"Auch Christen kämpfen gegen Christen"

Eine fünfköpfige Delegation der Evangelischen Kirche in Deutschland (EKD) ist Mitte Juni zu einem Pastoralbesuch in Sudan und Südsudan gewesen. „Die Kirchen genießen in der Gesellschaft ein tiefes Vertrauen“, sagt EKD-Auslandsbischöfin Petra Bosse-Huber im Interview. Vor allem im Südsudan werde ihnen als einziger Institution noch zugetraut, die Konfliktparteien miteinander zu versöhnen.

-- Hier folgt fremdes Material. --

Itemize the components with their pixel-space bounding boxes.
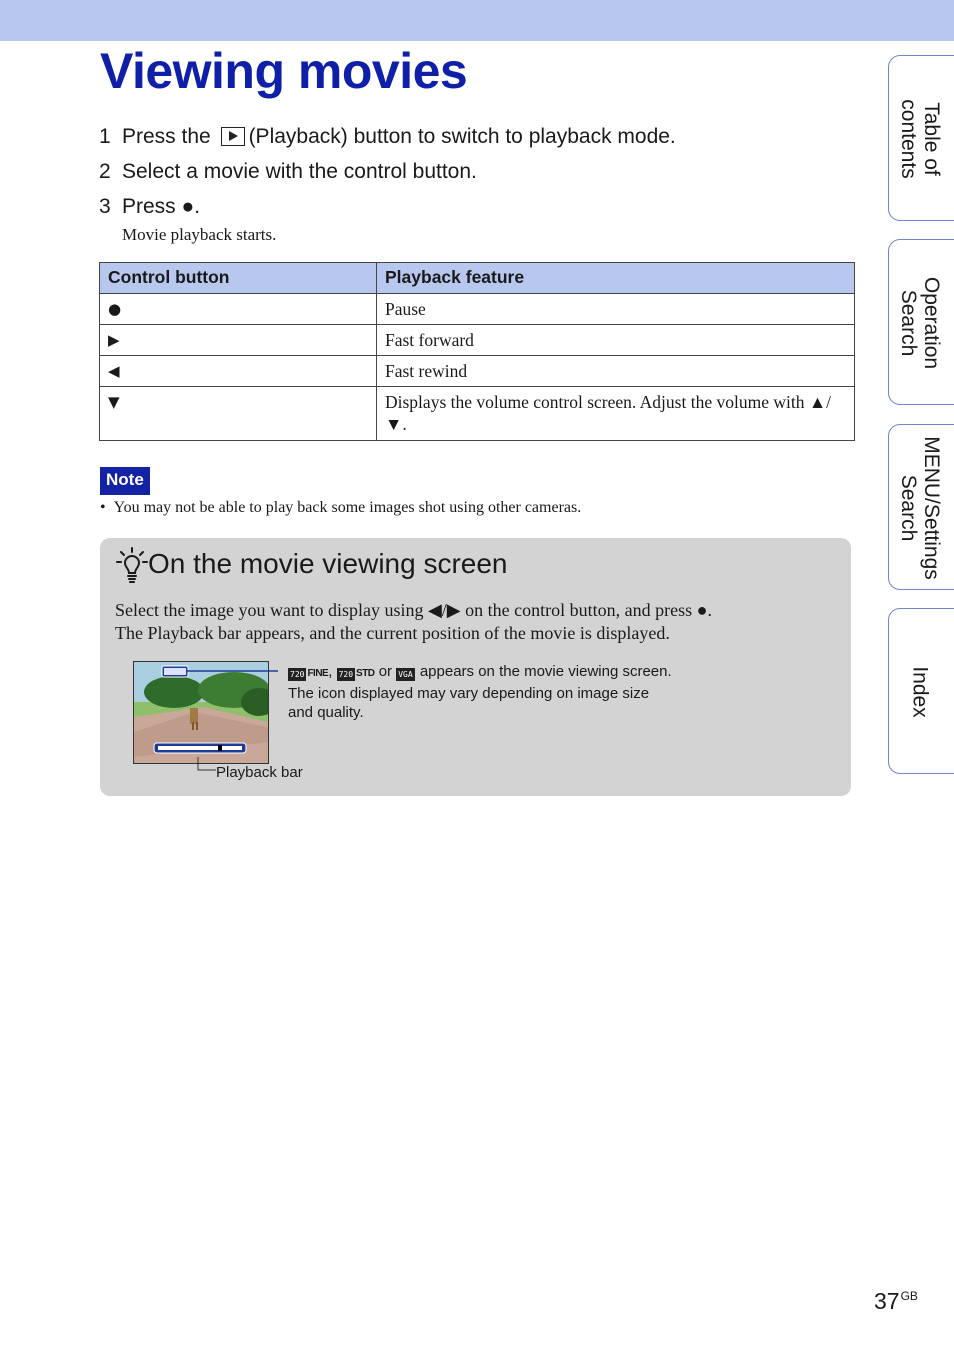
step-number: 1 (99, 125, 111, 148)
step-number: 2 (99, 160, 111, 183)
step-1 (99, 124, 676, 150)
page-number: $37^{GB}$ (874, 1288, 918, 1314)
feature-cell: Fast rewind (377, 356, 855, 387)
callout-lines (186, 666, 288, 776)
control-button-cell: ▼ (100, 387, 377, 441)
tab-label: Operation Search (897, 276, 943, 370)
feature-cell: Pause (377, 294, 855, 325)
step-3: 3 Press ●. (99, 195, 201, 218)
lightbulb-icon (115, 546, 149, 584)
control-button-cell: ● (100, 294, 377, 325)
table-row (100, 387, 855, 441)
tab-operation-search[interactable] (888, 239, 954, 405)
tab-table-of-contents[interactable] (888, 55, 954, 221)
step-number: 3 (99, 195, 111, 218)
feature-cell: Displays the volume control screen. Adjust the volume with ▲/▼. (377, 387, 855, 441)
column-header: Control button (100, 263, 377, 294)
hint-title: On the movie viewing screen (148, 548, 508, 579)
feature-cell: Fast forward (377, 325, 855, 356)
tab-label: MENU/Settings Search (897, 436, 943, 580)
column-header: Playback feature (377, 263, 855, 294)
step-2 (99, 159, 477, 185)
icon-callout: 720 FINE, 720 STD or VGA appears on the movie viewing screen. The icon displayed may vary depending on image size and quality. (288, 663, 672, 721)
control-table (99, 262, 855, 441)
step-text: Press (122, 195, 176, 218)
hint-body: Select the image you want to display using ◀/▶ on the control button, and press ●. The Playback bar appears, and the current position of the movie is displayed. (115, 600, 712, 643)
step-text: Press the (122, 125, 211, 148)
page-title: Viewing movies (100, 43, 468, 99)
note-item: • You may not be able to play back some images shot using other cameras. (100, 499, 582, 516)
step-3-result: Movie playback starts. (122, 225, 277, 244)
table-row (100, 325, 855, 356)
note-label: Note (100, 467, 150, 495)
table-header-row (100, 263, 855, 294)
tab-index[interactable] (888, 608, 954, 774)
movie-720-fine-icon: 720 (290, 670, 305, 679)
control-button-cell: ◀ (100, 356, 377, 387)
control-button-cell: ▶ (100, 325, 377, 356)
tab-menu-settings-search[interactable] (888, 424, 954, 590)
table-row (100, 356, 855, 387)
header-band (0, 0, 954, 41)
step-text: (Playback) button to switch to playback mode. (248, 125, 676, 148)
playback-icon (221, 127, 245, 146)
table-row (100, 294, 855, 325)
playback-bar-label: Playback bar (216, 764, 303, 781)
center-button-icon: ● (181, 195, 195, 218)
tab-label: Index (908, 666, 932, 718)
step-text: Select a movie with the control button. (122, 160, 477, 183)
movie-vga-icon: VGA (398, 670, 413, 679)
movie-720-std-icon: 720 (338, 670, 354, 679)
tab-label: Table of contents (897, 99, 943, 179)
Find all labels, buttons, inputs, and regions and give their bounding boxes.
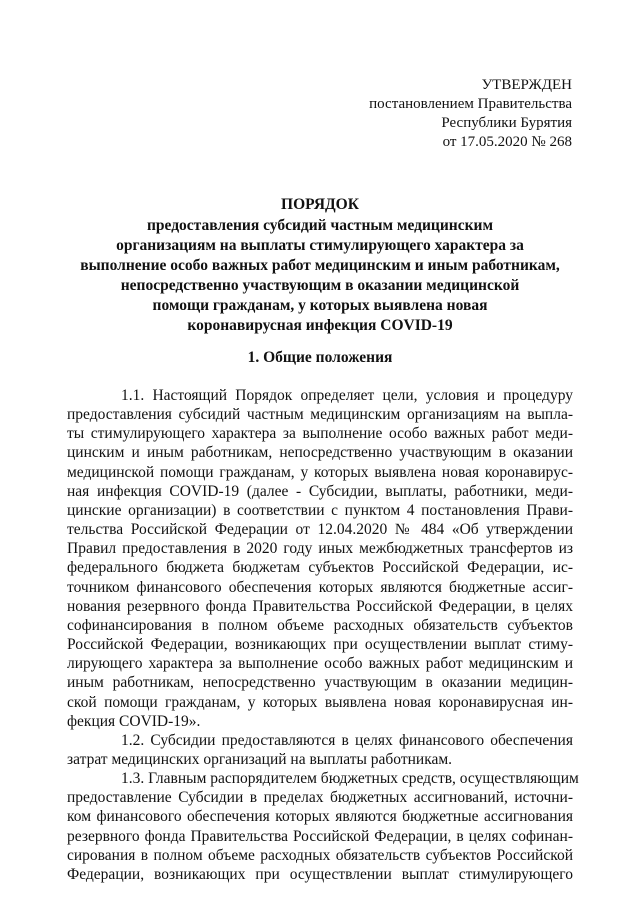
approval-line: Республики Бурятия	[441, 115, 572, 131]
paragraph-line: медицинской помощи гражданам, у которых выявлена новая коронавирус-	[67, 463, 573, 481]
paragraph-line: цинские организации) в соответствии с пунктом 4 постановления Прави-	[67, 501, 573, 519]
document-title-main: ПОРЯДОК	[281, 196, 359, 213]
paragraph-line: ком финансового обеспечения которых являются бюджетные ассигнования	[67, 808, 573, 826]
document-title	[60, 195, 580, 336]
body-text	[67, 386, 579, 884]
document-title-line: организациям на выплаты стимулирующего характера за	[116, 237, 524, 254]
paragraph-line: Федерации, возникающих при осуществлении выплат стимулирующего	[67, 865, 573, 883]
paragraph-line: предоставления субсидий частным медицинским организациям на выпла-	[67, 406, 573, 424]
approval-line: УТВЕРЖДЕН	[481, 77, 572, 93]
document-title-line: непосредственно участвующим в оказании медицинской	[120, 277, 520, 294]
paragraph-line: фекция COVID-19».	[67, 712, 201, 730]
paragraph-line: 1.3. Главным распорядителем бюджетных средств, осуществляющим	[121, 770, 579, 788]
paragraph-line: 1.1. Настоящий Порядок определяет цели, условия и процедуру	[121, 387, 573, 404]
document-title-line: помощи гражданам, у которых выявлена новая	[152, 297, 488, 314]
approval-stamp	[369, 76, 572, 152]
paragraph-line: тельства Российской Федерации от 12.04.2020 № 484 «Об утверждении	[67, 521, 573, 539]
paragraph-line: 1.2. Субсидии предоставляются в целях финансового обеспечения	[121, 731, 573, 749]
document-title-line: выполнение особо важных работ медицинским и иным работникам,	[80, 257, 560, 274]
paragraph-line: ской помощи гражданам, у которых выявлена новая коронавирусная ин-	[67, 693, 573, 711]
paragraph-line: ты стимулирующего характера за выполнение особо важных работ меди-	[67, 425, 573, 443]
approval-line: постановлением Правительства	[369, 96, 572, 112]
paragraph-line: федерального бюджета бюджетам субъектов Российской Федерации, ис-	[67, 559, 573, 577]
document-title-line: предоставления субсидий частным медицинским	[146, 217, 494, 234]
approval-line: от 17.05.2020 № 268	[442, 134, 572, 150]
paragraph-line: софинансирования в полном объеме расходных обязательств субъектов	[67, 616, 573, 634]
paragraph-line: резервного фонда Правительства Российской Федерации, в целях софинан-	[67, 827, 573, 845]
paragraph-line: лирующего характера за выполнение особо важных работ медицинским и	[67, 655, 573, 673]
paragraph-line: Российской Федерации, возникающих при осуществлении выплат стиму-	[67, 636, 573, 654]
paragraph-line: цинским и иным работникам, непосредственно участвующим в оказании	[67, 444, 573, 462]
paragraph-line: предоставление Субсидии в пределах бюджетных ассигнований, источни-	[67, 789, 573, 807]
paragraph-line: ная инфекция COVID-19 (далее - Субсидии, выплаты, работники, меди-	[67, 482, 573, 500]
paragraph-line: сирования в полном объеме расходных обязательств субъектов Российской	[67, 846, 573, 864]
paragraph-line: иным работникам, непосредственно участвующим в оказании медицин-	[67, 674, 573, 692]
document-title-line: коронавирусная инфекция COVID-19	[187, 317, 453, 334]
section-heading: 1. Общие положения	[247, 349, 393, 366]
paragraph-line: нования резервного фонда Правительства Российской Федерации, в целях	[67, 597, 573, 615]
paragraph-line: Правил предоставления в 2020 году иных межбюджетных трансфертов из	[67, 540, 573, 558]
paragraph-line: точником финансового обеспечения которых являются бюджетные ассиг-	[67, 578, 573, 596]
paragraph-line: затрат медицинских организаций на выплаты работникам.	[67, 750, 453, 768]
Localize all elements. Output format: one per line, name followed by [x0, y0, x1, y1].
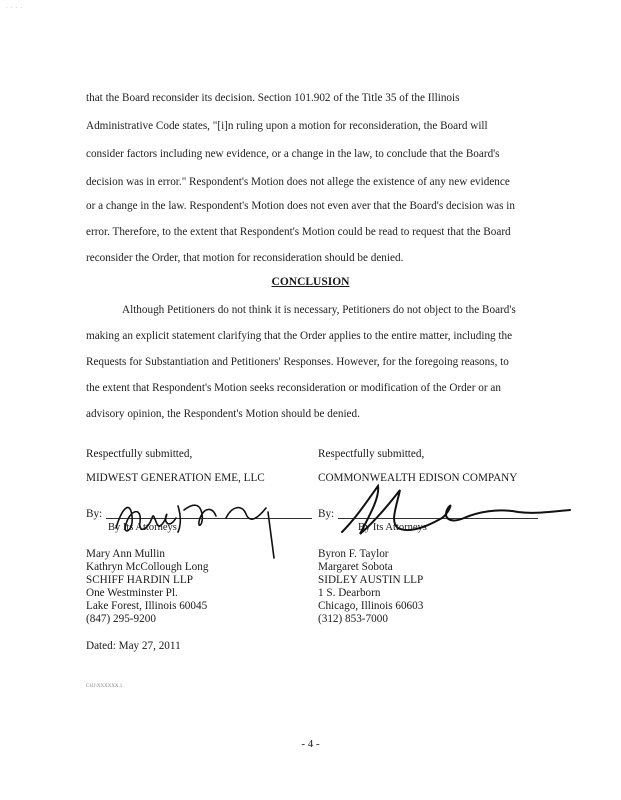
body-line: reconsider the Order, that motion for reconsideration should be denied. [86, 252, 404, 264]
body-line: consider factors including new evidence, or a change in the law, to conclude that the Board's [86, 148, 500, 160]
left-company: MIDWEST GENERATION EME, LLC [86, 472, 265, 484]
conclusion-line: the extent that Respondent's Motion seeks reconsideration or modification of the Order or an [86, 382, 501, 394]
conclusion-line: advisory opinion, the Respondent's Motion should be denied. [86, 408, 360, 420]
right-name-line: Chicago, Illinois 60603 [318, 600, 424, 612]
dated-line: Dated: May 27, 2011 [86, 640, 181, 652]
document-code: CH1\XXXXXX.1 [86, 684, 123, 689]
left-name-line: (847) 295-9200 [86, 613, 156, 625]
left-name-line: SCHIFF HARDIN LLP [86, 574, 193, 586]
left-name-line: Mary Ann Mullin [86, 548, 165, 560]
page-number: - 4 - [301, 738, 320, 750]
left-name-line: Kathryn McCollough Long [86, 561, 209, 573]
right-signature-icon [338, 478, 578, 540]
body-line: that the Board reconsider its decision. Section 101.902 of the Title 35 of the Illinois [86, 92, 460, 104]
left-by-label: By: [86, 508, 103, 520]
right-name-line: SIDLEY AUSTIN LLP [318, 574, 424, 586]
left-submitted: Respectfully submitted, [86, 448, 193, 460]
body-line: Administrative Code states, "[i]n ruling upon a motion for reconsideration, the Board will [86, 120, 488, 132]
conclusion-line: Requests for Substantiation and Petitioners' Responses. However, for the foregoing reasons, to [86, 356, 509, 368]
right-name-line: 1 S. Dearborn [318, 587, 381, 599]
left-attorneys: By Its Attorneys [108, 522, 177, 533]
conclusion-line: making an explicit statement clarifying that the Order applies to the entire matter, including the [86, 330, 513, 342]
right-attorneys: By Its Attorneys [358, 522, 427, 533]
corner-mark: · · · · [6, 6, 24, 11]
left-name-line: Lake Forest, Illinois 60045 [86, 600, 208, 612]
right-name-line: (312) 853-7000 [318, 613, 388, 625]
body-line: error. Therefore, to the extent that Respondent's Motion could be read to request that the Board [86, 226, 511, 238]
right-name-line: Byron F. Taylor [318, 548, 389, 560]
left-name-line: One Westminster Pl. [86, 587, 178, 599]
right-name-line: Margaret Sobota [318, 561, 393, 573]
section-heading: CONCLUSION [271, 276, 350, 288]
body-line: or a change in the law. Respondent's Motion does not even aver that the Board's decision was in [86, 200, 515, 212]
right-company: COMMONWEALTH EDISON COMPANY [318, 472, 518, 484]
right-by-label: By: [318, 508, 335, 520]
right-submitted: Respectfully submitted, [318, 448, 425, 460]
body-line: decision was in error." Respondent's Motion does not allege the existence of any new evidence [86, 176, 510, 188]
conclusion-line: Although Petitioners do not think it is necessary, Petitioners do not object to the Board's [122, 304, 516, 316]
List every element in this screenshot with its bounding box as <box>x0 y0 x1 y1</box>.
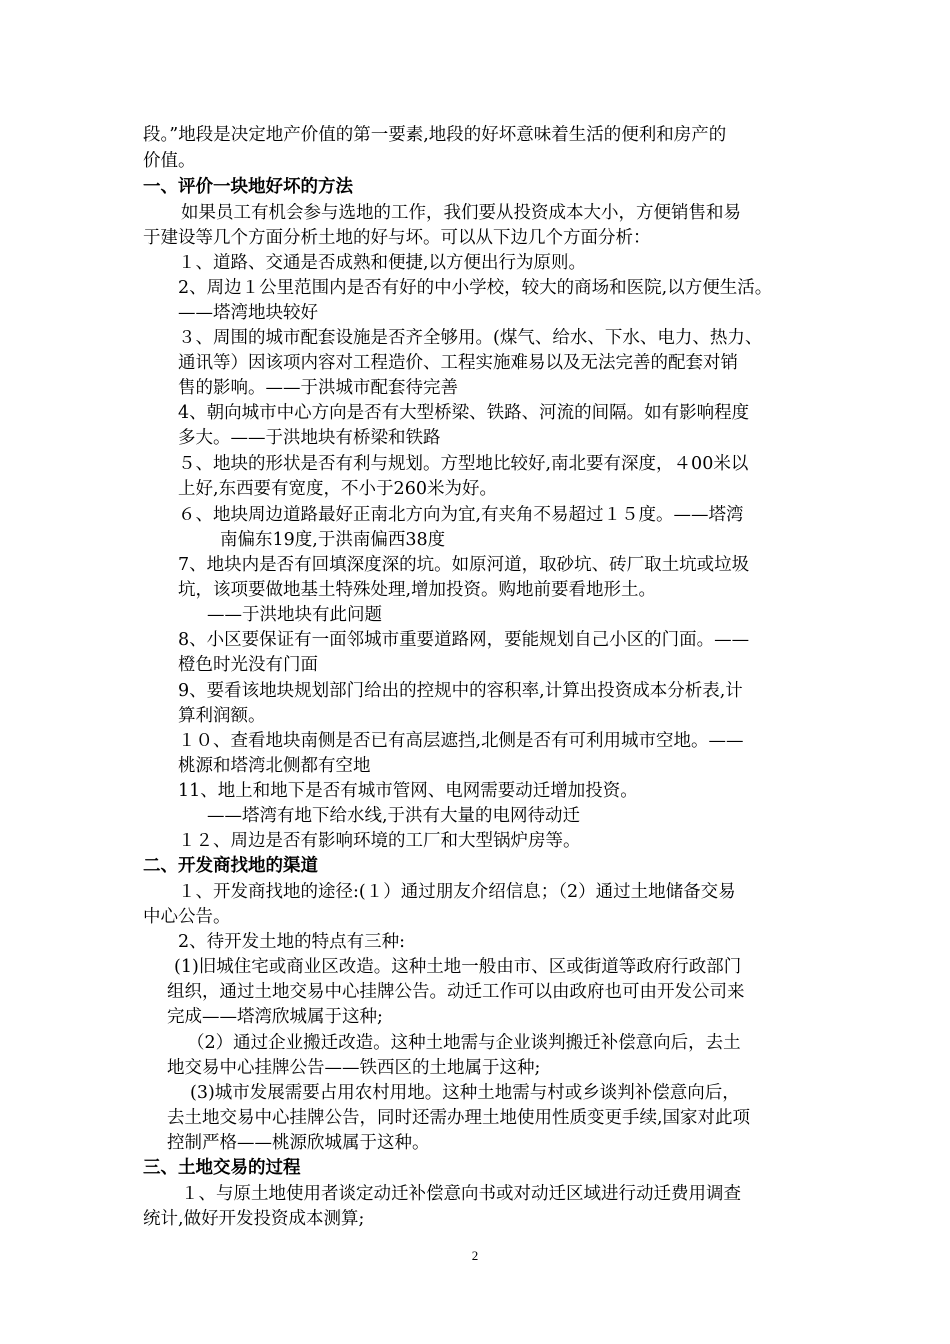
text-line: (1)旧城住宅或商业区改造。这种土地一般由市、区或街道等政府行政部门 <box>174 957 742 977</box>
text-line: 完成——塔湾欣城属于这种; <box>167 1007 383 1027</box>
section-heading-2: 二、开发商找地的渠道 <box>143 856 318 876</box>
section-heading-3: 三、土地交易的过程 <box>143 1158 301 1178</box>
text-line: 中心公告。 <box>143 907 231 927</box>
text-line: 售的影响。——于洪城市配套待完善 <box>178 378 458 398</box>
text-line: １、与原土地使用者谈定动迁补偿意向书或对动迁区域进行动迁费用调查 <box>181 1184 741 1204</box>
list-item-note: ——于洪地块有此问题 <box>207 605 382 625</box>
list-item: １０、查看地块南侧是否已有高层遮挡,北侧是否有可利用城市空地。—— <box>178 731 744 751</box>
section-heading-1: 一、评价一块地好坏的方法 <box>143 177 353 197</box>
text-line: 算利润额。 <box>178 706 266 726</box>
text-line: （2）通过企业搬迁改造。这种土地需与企业谈判搬迁补偿意向后，去土 <box>187 1033 741 1053</box>
list-item: 4、朝向城市中心方向是否有大型桥梁、铁路、河流的间隔。如有影响程度 <box>178 403 750 423</box>
list-item: １、道路、交通是否成熟和便捷,以方便出行为原则。 <box>178 253 587 273</box>
text-line: 多大。——于洪地块有桥梁和铁路 <box>178 428 441 448</box>
text-line: １、开发商找地的途径:(１）通过朋友介绍信息；（2）通过土地储备交易 <box>178 882 736 902</box>
text-line: 地交易中心挂牌公告——铁西区的土地属于这种; <box>167 1058 541 1078</box>
text-line: 如果员工有机会参与选地的工作，我们要从投资成本大小，方便销售和易 <box>181 203 741 223</box>
text-line: 坑，该项要做地基土特殊处理,增加投资。购地前要看地形土。 <box>178 580 657 600</box>
list-item: 11、地上和地下是否有城市管网、电网需要动迁增加投资。 <box>178 781 638 801</box>
list-item: ３、周围的城市配套设施是否齐全够用。(煤气、给水、下水、电力、热力、 <box>178 328 763 348</box>
list-item-note: ——塔湾有地下给水线,于洪有大量的电网待动迁 <box>207 806 581 826</box>
list-item: 7、地块内是否有回填深度深的坑。如原河道，取砂坑、砖厂取土坑或垃圾 <box>178 555 750 575</box>
text-line: 段。”地段是决定地产价值的第一要素,地段的好坏意味着生活的便利和房产的 <box>143 125 727 145</box>
list-item-note: ——塔湾地块较好 <box>178 303 318 323</box>
text-line: 2、待开发土地的特点有三种: <box>178 932 406 952</box>
text-line: 去土地交易中心挂牌公告，同时还需办理土地使用性质变更手续,国家对此项 <box>167 1108 751 1128</box>
text-line: 价值。 <box>143 151 196 171</box>
list-item: ５、地块的形状是否有利与规划。方型地比较好,南北要有深度，４00米以 <box>178 454 749 474</box>
text-line: 上好,东西要有宽度，不小于260米为好。 <box>178 479 497 499</box>
text-line: 于建设等几个方面分析土地的好与坏。可以从下边几个方面分析： <box>143 228 651 248</box>
text-line: 统计,做好开发投资成本测算; <box>143 1209 365 1229</box>
list-item: 2、周边１公里范围内是否有好的中小学校，较大的商场和医院,以方便生活。 <box>178 278 773 298</box>
text-line: 控制严格——桃源欣城属于这种。 <box>167 1133 430 1153</box>
page-number: 2 <box>471 1248 479 1263</box>
list-item: 8、小区要保证有一面邻城市重要道路网，要能规划自己小区的门面。—— <box>178 630 750 650</box>
text-line: 通讯等）因该项内容对工程造价、工程实施难易以及无法完善的配套对销 <box>178 353 738 373</box>
text-line: 组织，通过土地交易中心挂牌公告。动迁工作可以由政府也可由开发公司来 <box>167 982 745 1002</box>
text-line: (3)城市发展需要占用农村用地。这种土地需与村或乡谈判补偿意向后， <box>190 1083 740 1103</box>
list-item: １２、周边是否有影响环境的工厂和大型锅炉房等。 <box>178 831 581 851</box>
list-item: 9、要看该地块规划部门给出的控规中的容积率,计算出投资成本分析表,计 <box>178 681 743 701</box>
list-item-note: 南偏东19度,于洪南偏西38度 <box>220 530 446 550</box>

Wie beurteilen Sie die Situation in beiden Ländern?
Bei der Staatsteilung vor drei Jahren in einen mehrheitlich muslimischen Sudan und einen mehrheitlich christlichen Südsudan war die Hoffnung groß, dass sich endlich Frieden einstellen würde. Dass es so schnell wieder blutige Auseinandersetzungen gibt, hat viele schockiert. In den ethnischen Konflikten im Südsudan werden Religion und Konfessionen instrumentalisiert. Da kämpfen auch Christen gegen Christen. Hunderttausende Menschen sind auf der Flucht. Es gibt Tausende von Toten. Menschen, die noch von den Grausamkeiten des Bürgerkriegs traumatisiert sind, erleben erneut Schreckliches.

Sieht es im Sudan besser aus?
Nein, auch hier ist die Entwicklung außerordentlich dramatisch. Die Islamisierung und Arabisierung der Gesellschaft schreitet immer weiter voran. Schwarzafrikaner, Christen, Religionslose und auch oppositionelle Muslime werden an den Rand gedrängt und diskriminiert. Christen werden als Eindringlinge aus dem Ausland beschimpft. Dabei gibt es seit dem vierten Jahrhundert Christen im Land. Eine internationale Aufmerksamkeit gibt es kaum noch, weil sich viele Hilfsorganisationen und westliche Firmen aus dem Sudan zurückgezogen haben. Die Menschen in beiden Ländern fühlen sich von der Welt verlassen.

Welchen Beitrag können die Kirchen zum Frieden im Südsudan leisten?
Die Kirchen genießen in der Gesellschaft ein tiefes Vertrauen. Ihnen wird vor allem im Südsudan als einziger Institution noch zugetraut, dass sie heilen und versöhnen können. Das hängt unter anderem damit zusammen, dass christliche Missionare im 19. Jahrhundert gegen den Sklavenhandel gekämpft haben, von dem ein Teil der muslimischen Gesellschaft damals lebte. Die Kirchen stehen im kollektiven Gedächtnis für Freiheit und Frieden.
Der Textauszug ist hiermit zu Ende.